Saml SSO with mobile client

Question

I have many questions regarding SAML and it's implementation through Shibboleth. I've done a fair amount of research and I would like to clarify a few things. I have a mobile application that communicates with our server. An enterprise customer of ours, lets call them StackOverflow University, would like to provide SSO to our system using Shibboleth (or should I say SAML?). They have already sent us all the students email addresses and basic profile information. Using OAuth2, we know exactly how to provide SSO, however, with SAML we cannot wrap our heads around IDP, SP, AuthnRequest, metadata etc.

Our assumptions.

• IDP = StackOverflow University
• SP = Our application

Our customer has asked us for the following information

Please let me know the next step. I'll need at least the following information to configure our side: - your service provider entity ID - your service provider metadata (if you are not members of InCommon) - a list of attributes we should send you in the SAML assertion

We are not a member of InCommon.

Approach A student downloads our mobile application. They select their institution (StackOverflow University). The call is made to our server to retrieve the SSO configurations which has the necessary information for SAML.

1. The mobile client opens a webview and navigates to a particular web address. This web address will create a login screen. How do we config the request to use one of these urls below and a AuthnRequest?

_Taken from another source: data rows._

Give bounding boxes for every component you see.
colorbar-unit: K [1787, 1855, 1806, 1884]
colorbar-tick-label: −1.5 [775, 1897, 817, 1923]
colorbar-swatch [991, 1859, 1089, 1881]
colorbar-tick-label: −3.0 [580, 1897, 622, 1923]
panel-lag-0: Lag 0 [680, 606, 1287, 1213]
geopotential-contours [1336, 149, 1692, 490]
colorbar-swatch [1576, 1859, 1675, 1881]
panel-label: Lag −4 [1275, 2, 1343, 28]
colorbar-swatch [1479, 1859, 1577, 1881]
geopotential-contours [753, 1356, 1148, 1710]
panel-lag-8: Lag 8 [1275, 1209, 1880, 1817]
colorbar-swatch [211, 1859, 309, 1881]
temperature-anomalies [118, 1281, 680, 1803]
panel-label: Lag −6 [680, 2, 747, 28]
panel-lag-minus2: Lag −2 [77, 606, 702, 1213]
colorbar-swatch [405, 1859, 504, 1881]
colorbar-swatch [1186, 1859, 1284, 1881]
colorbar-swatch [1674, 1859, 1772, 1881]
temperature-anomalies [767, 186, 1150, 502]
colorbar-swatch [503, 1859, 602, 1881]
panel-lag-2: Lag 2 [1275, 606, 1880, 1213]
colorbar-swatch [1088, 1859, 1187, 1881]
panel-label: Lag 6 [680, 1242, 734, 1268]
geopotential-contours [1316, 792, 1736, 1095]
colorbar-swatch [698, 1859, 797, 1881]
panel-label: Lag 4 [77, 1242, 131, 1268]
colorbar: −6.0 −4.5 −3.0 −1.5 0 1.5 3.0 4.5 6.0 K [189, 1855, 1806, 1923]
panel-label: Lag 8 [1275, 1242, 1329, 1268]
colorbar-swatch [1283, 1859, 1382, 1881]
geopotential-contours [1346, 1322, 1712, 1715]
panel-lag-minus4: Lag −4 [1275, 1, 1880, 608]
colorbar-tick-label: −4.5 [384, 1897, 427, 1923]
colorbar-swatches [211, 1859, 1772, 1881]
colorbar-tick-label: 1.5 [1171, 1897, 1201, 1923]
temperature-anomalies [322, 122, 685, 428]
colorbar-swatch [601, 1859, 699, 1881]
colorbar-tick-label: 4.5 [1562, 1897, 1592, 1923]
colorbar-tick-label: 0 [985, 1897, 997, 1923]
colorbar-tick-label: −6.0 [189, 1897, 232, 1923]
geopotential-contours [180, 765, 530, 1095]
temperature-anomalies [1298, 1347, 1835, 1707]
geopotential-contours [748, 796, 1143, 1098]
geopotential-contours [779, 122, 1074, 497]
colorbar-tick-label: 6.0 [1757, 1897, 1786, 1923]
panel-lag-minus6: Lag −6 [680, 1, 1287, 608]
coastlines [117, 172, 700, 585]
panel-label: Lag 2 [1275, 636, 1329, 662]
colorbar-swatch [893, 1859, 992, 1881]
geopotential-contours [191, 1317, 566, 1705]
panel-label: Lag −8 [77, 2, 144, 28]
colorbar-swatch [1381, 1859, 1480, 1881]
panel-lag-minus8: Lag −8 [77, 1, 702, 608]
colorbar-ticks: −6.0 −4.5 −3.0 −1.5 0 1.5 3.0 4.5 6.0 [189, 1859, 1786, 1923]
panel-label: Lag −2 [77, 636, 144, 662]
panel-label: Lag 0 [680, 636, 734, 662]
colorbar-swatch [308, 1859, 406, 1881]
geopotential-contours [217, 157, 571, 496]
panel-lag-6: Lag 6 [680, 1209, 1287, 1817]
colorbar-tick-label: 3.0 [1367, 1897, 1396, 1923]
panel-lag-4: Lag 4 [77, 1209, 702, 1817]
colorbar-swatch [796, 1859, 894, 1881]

<ArtifactResolutionService Binding="urn:oasis:names:tc:SAML:1.0:bindings:SOAP-binding" Location="https://webauth.xxx.edu:8443/idp/profile/SAML1/SOAP/ArtifactResolution" index="1"/>
<ArtifactResolutionService Binding="urn:oasis:names:tc:SAML:2.0:bindings:SOAP" Location="https://webauth.xxx.edu:8443/idp/profile/SAML2/SOAP/ArtifactResolution" index="2"/>
<SingleSignOnService Binding="urn:mace:shibboleth:1.0:profiles:AuthnRequest" Location="https://webauth.xxx.edu/idp/profile/Shibboleth/SSO"/>
<SingleSignOnService Binding="urn:oasis:names:tc:SAML:2.0:bindings:HTTP-POST" Location="https://webauth.xxx.edu/idp/profile/SAML2/POST/SSO"/>
<SingleSignOnService Binding="urn:oasis:names:tc:SAML:2.0:bindings:HTTP-Redirect" Location="https://webauth.xxx.edu/idp/profile/SAML2/Redirect/SSO"/>
<SingleSignOnService Binding="urn:oasis:names:tc:SAML:2.0:bindings:HTTP-POST-SimpleSign" Location="https://webauth.xxx.edu/idp/profile/SAML2/POST-SimpleSign/SSO"/>

2. The user enters their credentials
3. Things happen that I do not understand.
4. Some how our server receives the claims, creates a token, and the client uses that to communicate with our system.

Can someone help explain the process given the gaps in our knowledge?

Answer 1

Client side, you need a SAML stack.

This will implement all the plumbing for you. Most produce metadata. You send this to your IDP. This has the entityID etc. they are asking for.

Client side, you hook up your login screen to the stack.

You configure your stack with the IDP metadata address to get their metadata.

The user clicks login, the stack sends the AuthnRequest, the IDP display a login screen, the user authenticates, you get back a SAML token that contains the assertions (claims) that the IDP has configured to return.